第十六話 我、弓とらば真田に劣らぬが、知謀には7日の遅れあり。


 「はい論破!!このガラガラ声以下のゴミめ。」

 「ボケ女が!!」

 「はい将棋でもアタイの勝ち!!このガラガラ声以下のゴミめ。」

 「......」

 

  討論会、将棋。幸隆ゆきたかはトラに何度も苦汁をなめさせられていて「あの、ボケ女。俺は、なぜアイツに勝てない。」と、業正なりまさにあてがわられた部屋でうつ伏せになりながらボヤいていた。

 そのとき、隣の部屋から佐太夫さだゆうが幸隆の部屋に入ってきて「また、トラに負けてたな。そして、トラは、いつまでガラガラ声って言われたことに怒ってんだろ?」と倒れてゴロゴロしている幸隆に近づいていくのであった。

 佐太夫が幸隆の目前でかがむと彼は倒れながら「ガチで、アイツ女々しすぎだろ。」と畳をバンバンと叩いた。

 「......幸隆。女にそれ言うかよ。トラの性格は男より男だけどな。」

 「あのトラとかいうガラガラ野郎にに勝ちてぇ。」

 「贅沢な悩みだな。俺は、万年最下位だぞ。」 

 「佐太夫、テメェはもっと向上心をもて。」

 「おう!!」

 「いつも、返事だけじゃねぇか。」

 「そんなことより、さっきトラが一人で勉強してたぞ!!」

 「なんだと!?」

 幸隆は突然飛び起き、佐太夫を置いて、塾が毎日開催される大部屋に足を運んだ。フスマを少し開けると、本当にトラが一人で書物を音読していた。その光景を見るや否や幸隆の心に火がついた。フスマをガッと勢いよく開けると、幸隆はトラの横に座って、偶然持っていた書物を自分の目の前に置いてトラとともに音読をし始めた。

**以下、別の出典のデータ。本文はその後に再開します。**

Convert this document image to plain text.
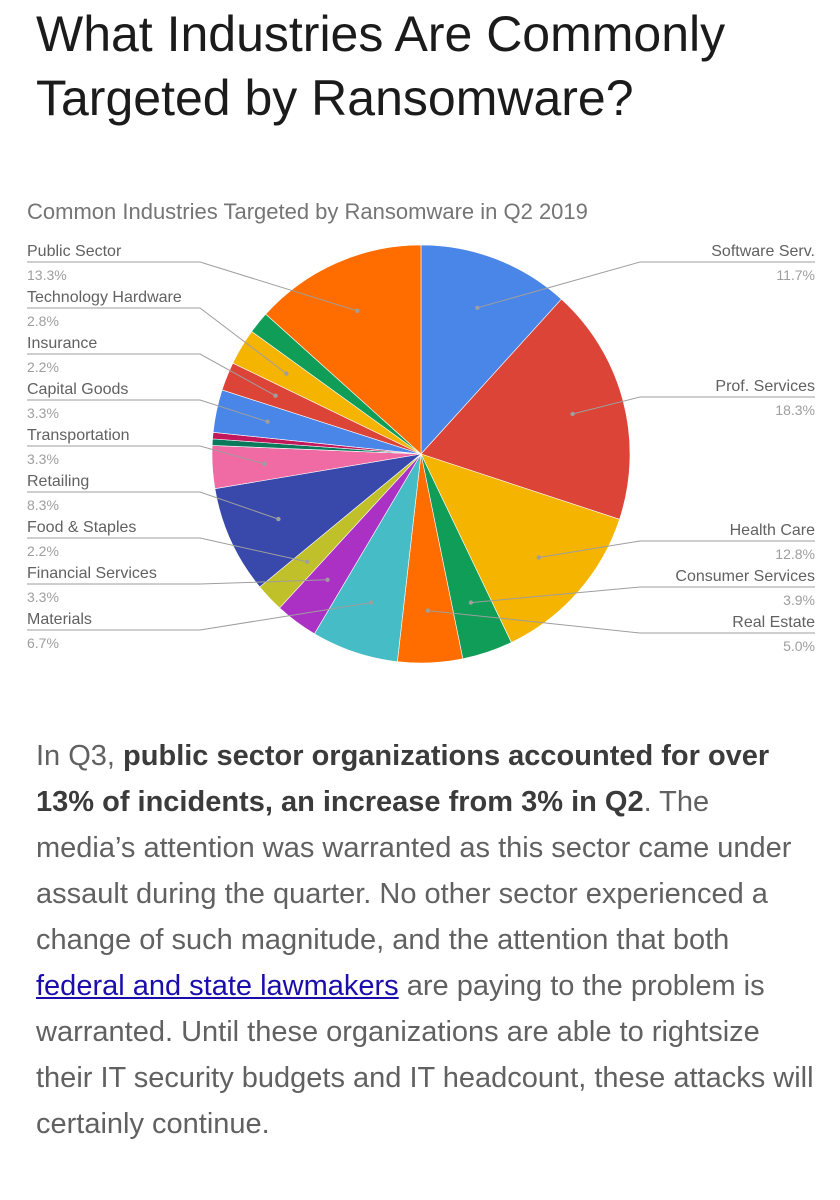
What Industries Are Commonly Targeted by Ransomware?
Common Industries Targeted by Ransomware in Q2 2019
Software Serv.
11.7%
Prof. Services
18.3%
Health Care
12.8%
Consumer Services
3.9%
Real Estate
5.0%
Materials
6.7%
Financial Services
3.3%
Food & Staples
2.2%
Retailing
8.3%
Transportation
3.3%
Capital Goods
3.3%
Insurance
2.2%
Technology Hardware
2.8%
Public Sector
13.3%

In Q3, public sector organizations accounted for over 13% of incidents, an increase from 3% in Q2. The media’s attention was warranted as this sector came under assault during the quarter. No other sector experienced a change of such magnitude, and the attention that both federal and state lawmakers are paying to the problem is warranted. Until these organizations are able to rightsize their IT security budgets and IT headcount, these attacks will certainly continue.
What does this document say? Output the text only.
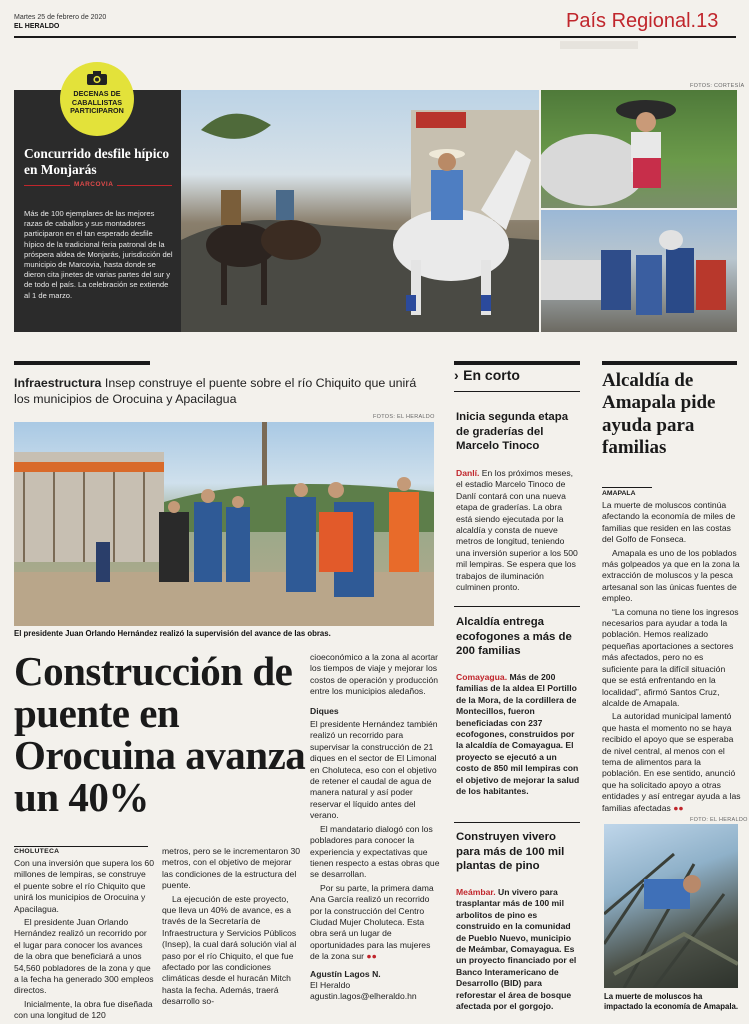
Martes 25 de febrero de 2020
EL HERALDO	País Regional.13
▬▬▬
DECENAS DE CABALLISTAS PARTICIPARON
Concurrido desfile hípico en Monjarás
MARCOVIA
Más de 100 ejemplares de las mejores razas de caballos y sus montadores participaron en el tan esperado desfile hípico de la tradicional feria patronal de la próspera aldea de Monjarás, jurisdicción del municipio de Marcovia, hasta donde se dieron cita jinetes de varias partes del sur y de todo el país. La celebración se extiende al 1 de marzo.
FOTOS: CORTESÍA
Infraestructura Insep construye el puente sobre el río Chiquito que unirá los municipios de Orocuina y Apacilagua
FOTOS: EL HERALDO
El presidente Juan Orlando Hernández realizó la supervisión del avance de las obras.
Construcción de puente en Orocuina avanza un 40%
CHOLUTECA

Con una inversión que supera los 60 millones de lempiras, se construye el puente sobre el río Chiquito que unirá los municipios de Orocuina y Apacilagua.

El presidente Juan Orlando Hernández realizó un recorrido por el lugar para conocer los avances de la obra que beneficiará a unos 54,560 pobladores de la zona y que a la fecha ha generado 300 empleos directos.

Inicialmente, la obra fue diseñada con una longitud de 120

metros, pero se le incrementaron 30 metros, con el objetivo de mejorar las condiciones de la estructura del puente.

La ejecución de este proyecto, que lleva un 40% de avance, es a través de la Secretaría de Infraestructura y Servicios Públicos (Insep), la cual dará solución vial al paso por el río Chiquito, el que fue afectado por las condiciones climáticas desde el huracán Mitch hasta la fecha. Además, traerá desarrollo so-

cioeconómico a la zona al acortar los tiempos de viaje y mejorar los costos de operación y producción entre los municipios aledaños.

Diques

El presidente Hernández también realizó un recorrido para supervisar la construcción de 21 diques en el sector de El Limonal en Choluteca, eso con el objetivo de retener el caudal de agua de manera natural y así poder reservar el líquido antes del verano.

El mandatario dialogó con los pobladores para conocer la experiencia y expectativas que tienen respecto a estas obras que se desarrollan.

Por su parte, la primera dama Ana García realizó un recorrido por la construcción del Centro Ciudad Mujer Choluteca. Esta obra será un lugar de oportunidades para las mujeres de la zona sur ●●

Agustín Lagos N.
El Heraldo
agustin.lagos@elheraldo.hn
› En corto
Inicia segunda etapa de graderías del Marcelo Tinoco
Danlí. En los próximos meses, el estadio Marcelo Tinoco de Danlí contará con una nueva etapa de graderías. La obra está siendo ejecutada por la alcaldía y consta de nueve metros de longitud, teniendo una inversión superior a los 500 mil lempiras. Se espera que los trabajos de iluminación culminen pronto.
Alcaldía entrega ecofogones a más de 200 familias
Comayagua. Más de 200 familias de la aldea El Portillo de la Mora, de la cordillera de Montecillos, fueron beneficiadas con 237 ecofogones, construidos por la alcaldía de Comayagua. El proyecto se ejecutó a un costo de 850 mil lempiras con el objetivo de mejorar la salud de los habitantes.
Construyen vivero para más de 100 mil plantas de pino
Meámbar. Un vivero para trasplantar más de 100 mil arbolitos de pino es construido en la comunidad de Pueblo Nuevo, municipio de Meámbar, Comayagua. Es un proyecto financiado por el Banco Interamericano de Desarrollo (BID) para reforestar el área de bosque afectada por el gorgojo.
Alcaldía de Amapala pide ayuda para familias
AMAPALA

La muerte de moluscos continúa afectando la economía de miles de familias que residen en las costas del Golfo de Fonseca.

Amapala es uno de los poblados más golpeados ya que en la zona la extracción de moluscos y la pesca artesanal son las únicas fuentes de empleo.

“La comuna no tiene los ingresos necesarios para ayudar a toda la población. Hemos realizado pequeñas aportaciones a sectores más afectados, pero no es suficiente para la difícil situación que se está enfrentando en la localidad”, afirmó Santos Cruz, alcalde de Amapala.

La autoridad municipal lamentó que hasta el momento no se haya recibido el apoyo que se esperaba de nivel central, al menos con el tema de alimentos para la población. En ese sentido, anunció que ha solicitado apoyo a otras entidades y así entregar ayuda a las familias afectadas ●●

FOTO: EL HERALDO
La muerte de moluscos ha impactado la economía de Amapala.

 すると、トラは幸隆を挑発するように「なんだ、お前?アタイの横に座って。ひょっとしてアタイのこと好きなのか?」と言った。

 幸隆も負けじと「そんな訳ねぇだろボケ!!テメェに負けねぇっていう意思表示だよ。ガラガラ野郎。」嫌味な返答をした。


 それからも幸隆は負け続けた。


 「はい論破!!このガラガラ声以下のゴミめ。」

 「ボケ女が!!」

 「はい将棋でもアタイの勝ち!!このガラガラ声以下のゴミめ。」

 「......」


 そして、ついにその日がやってきた。


 箕輪城からほど近い町でトラは眉間にシワをよせて「負けた。このアタイが。幸隆、許さん。許さんぞ!!」と叫んでいた。

 幸隆はトラに嫌味ったらしい目をしたあと「黙れボケ。ガラガラ野郎の負け姿はサイコーだな。俺の勝ちだ。」とドヤ顔をかますのであった。

 ちなみに、今日の業正塾は草履売りという謎の授業だった。幸隆は自分の部屋で「ヨシヨシヨシ」と勝利を噛みしめていた。

 そんな中、佐太夫が幸隆の部屋へ、ニコニコしながら「オッス、幸隆。お前スゲェよ。よく、こんなイカサマ思いついたな。この卑怯者!!」と入ってきた。

 幸隆は頬を赤らめ「ボケ、褒めんなよ。」と笑った。

 すると、佐太夫はウキウキしながら「俺が町で売った草履の金を幸隆のものにした。あげく、売れ残った自分の草履の何足かを俺の売り場の台に置いて、自分の売り場の草履が売れてるように見せかけるなんて。このペテン師が!!」とノリノリに言った。

 幸隆は「ふふふ。集計していた業正様は実はメンドくさがりで、最下位の草履の売上は基本的に集計しないからな。余計にバレない。ありがとよ相棒!!。」と佐太夫と握手するのであった。

 

 一方その頃、城下町では業正と上泉かみいずみが何やら話していた。

 上泉は興奮してるようで「幸隆は、最高でやんねぇー!!」とここが町だということを忘れて大声をだした。通行人も驚いてるようだが、本人は気にしてないようだ。

 そして、業正はクスクスと「彼にはイカさまの才能があるみたいですね。大した才能だ。」と笑うのであった。



トラ、のちの上杉謙信は真田幸隆をこう評している「我、弓とらば真田に劣らぬが、知謀には7日の遅れあり。」と。